Article 10 of the AI Act sheds light on the use of data as well as other aspects surrounding data governance by organizations subject to this Act.
All training, validation, and testing datasets will be subject to the relevant data governance and management practices. These practices will concern:
- Appropriate design choices;
- Overall data collection processes, data origin, and for personal data the purpose of data collection;
- The formulation of assumptions, in particular with respect to the information that the data are supposed to measure and represent;
- Relevant data-preparation processes such as annotation, labeling, cleaning, updating, enrichment, and aggregation;
- Appropriate assessment of the availability, quantity, and suitability of the required data sets;
- Evaluation of the possible biases that may impact the health and safety of natural persons in addition to their fundamental rights or lead to discrimination prohibited under Union law;
- Appropriate measures adopted to detect, prevent, and mitigate possible identified biases;
- Appropriate identification of data gaps that may prevent compliance with the AI Act's provisions and development strategies to addressed;
All training, validation, and testing data sets must be relevant, sufficiently representative, error-free, and complete to ensure the output generated by these datasets is fit for the intended use. The datasets must also be sufficiently representative of the geographical, contextual, behavioral, or functional setting within which the high-risk AI system is expected to be used.
In cases where processing is necessary for purposes of bias detection and correction, providers of high-risk AI systems may exceptionally proceed with processing special categories of personal data with adequate protections for the fundamental rights and freedoms of individuals.
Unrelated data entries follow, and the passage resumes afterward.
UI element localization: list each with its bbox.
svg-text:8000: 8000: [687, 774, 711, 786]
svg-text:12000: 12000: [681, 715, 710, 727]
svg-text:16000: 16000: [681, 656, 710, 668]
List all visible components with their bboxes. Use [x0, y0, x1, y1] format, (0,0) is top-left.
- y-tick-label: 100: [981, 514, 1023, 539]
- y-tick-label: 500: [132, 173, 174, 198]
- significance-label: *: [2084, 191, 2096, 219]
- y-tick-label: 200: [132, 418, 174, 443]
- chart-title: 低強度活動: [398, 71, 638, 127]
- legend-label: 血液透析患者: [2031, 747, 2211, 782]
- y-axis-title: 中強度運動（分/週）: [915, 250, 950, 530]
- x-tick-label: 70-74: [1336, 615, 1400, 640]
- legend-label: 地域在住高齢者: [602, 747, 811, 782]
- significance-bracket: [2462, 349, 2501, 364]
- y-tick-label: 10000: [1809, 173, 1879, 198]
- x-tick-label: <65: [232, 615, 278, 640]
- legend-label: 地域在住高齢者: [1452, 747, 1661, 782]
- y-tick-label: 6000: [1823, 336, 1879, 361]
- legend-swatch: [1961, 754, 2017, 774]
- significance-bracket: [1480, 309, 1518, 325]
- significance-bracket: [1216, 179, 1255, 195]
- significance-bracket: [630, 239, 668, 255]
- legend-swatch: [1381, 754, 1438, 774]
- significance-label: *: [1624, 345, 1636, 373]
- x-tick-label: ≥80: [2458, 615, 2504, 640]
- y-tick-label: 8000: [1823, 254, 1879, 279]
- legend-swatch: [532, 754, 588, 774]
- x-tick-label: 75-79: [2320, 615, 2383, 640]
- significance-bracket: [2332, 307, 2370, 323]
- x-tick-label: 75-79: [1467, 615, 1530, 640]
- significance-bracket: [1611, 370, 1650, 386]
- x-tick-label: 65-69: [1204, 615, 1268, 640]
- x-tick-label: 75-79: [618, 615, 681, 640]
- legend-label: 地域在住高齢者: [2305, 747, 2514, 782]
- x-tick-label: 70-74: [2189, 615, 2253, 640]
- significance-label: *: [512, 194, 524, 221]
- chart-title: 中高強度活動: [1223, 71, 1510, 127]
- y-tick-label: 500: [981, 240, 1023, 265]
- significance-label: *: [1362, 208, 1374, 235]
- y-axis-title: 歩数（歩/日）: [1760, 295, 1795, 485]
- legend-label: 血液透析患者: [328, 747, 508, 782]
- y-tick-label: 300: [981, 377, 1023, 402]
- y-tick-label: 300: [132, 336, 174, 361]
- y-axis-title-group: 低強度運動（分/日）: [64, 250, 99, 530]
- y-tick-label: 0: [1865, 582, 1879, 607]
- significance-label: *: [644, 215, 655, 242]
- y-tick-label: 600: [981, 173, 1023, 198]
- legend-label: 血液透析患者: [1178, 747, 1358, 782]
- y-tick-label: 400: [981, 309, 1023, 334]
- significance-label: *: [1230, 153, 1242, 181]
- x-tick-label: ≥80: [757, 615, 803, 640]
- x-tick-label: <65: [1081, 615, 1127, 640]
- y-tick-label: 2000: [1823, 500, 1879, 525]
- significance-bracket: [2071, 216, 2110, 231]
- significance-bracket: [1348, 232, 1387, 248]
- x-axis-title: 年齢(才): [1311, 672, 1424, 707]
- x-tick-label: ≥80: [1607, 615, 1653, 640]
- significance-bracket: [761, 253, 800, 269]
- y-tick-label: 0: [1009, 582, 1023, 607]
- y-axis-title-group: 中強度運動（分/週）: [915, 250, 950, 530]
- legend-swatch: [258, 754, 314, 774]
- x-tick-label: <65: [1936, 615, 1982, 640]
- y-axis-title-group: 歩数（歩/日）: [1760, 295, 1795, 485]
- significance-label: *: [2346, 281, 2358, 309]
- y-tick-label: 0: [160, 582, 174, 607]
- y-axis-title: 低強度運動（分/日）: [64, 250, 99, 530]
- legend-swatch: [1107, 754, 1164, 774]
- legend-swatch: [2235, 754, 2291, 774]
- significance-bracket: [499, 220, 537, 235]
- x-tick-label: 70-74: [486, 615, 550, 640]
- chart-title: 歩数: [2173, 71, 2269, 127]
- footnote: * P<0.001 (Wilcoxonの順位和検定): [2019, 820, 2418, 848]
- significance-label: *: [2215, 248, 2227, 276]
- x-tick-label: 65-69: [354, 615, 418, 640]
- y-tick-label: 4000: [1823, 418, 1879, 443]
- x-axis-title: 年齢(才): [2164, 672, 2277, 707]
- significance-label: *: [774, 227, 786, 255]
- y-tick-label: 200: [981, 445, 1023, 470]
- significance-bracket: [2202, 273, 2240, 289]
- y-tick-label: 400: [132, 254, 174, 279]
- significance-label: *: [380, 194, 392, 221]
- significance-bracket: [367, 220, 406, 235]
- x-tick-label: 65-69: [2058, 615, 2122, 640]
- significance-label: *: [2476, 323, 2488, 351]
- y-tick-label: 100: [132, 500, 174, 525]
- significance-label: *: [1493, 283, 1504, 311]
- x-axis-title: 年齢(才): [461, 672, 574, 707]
However, in addition to the relevant requirements for such processing under GDPR , Directive (EU) 2016/680, and Regulation (EU) 2018/1725, all of the following conditions should be met:
- The bias detection and correction cannot be carried out with synthetic or anonymized data;
- The special categories of personal data are subject to technical limitations in terms of re-use of the personal data as well as several privacy-related measures;
- The special categories of personal data are subject to appropriate measures to ensure all data processed is secured, protected, and authenticated via suitable safeguards;
- The special categories of personal data will not be transmitted, transferred, or accessible to other parties;
- The special categories of personal data must be deleted once the bias has been corrected or has reached the end of its retention period, whichever comes first;
- The record of processing activities (RoPA) should contain the reasons why processing special categories of personal data was necessary to detect and correct biases and why alternative data could not achieve this objective.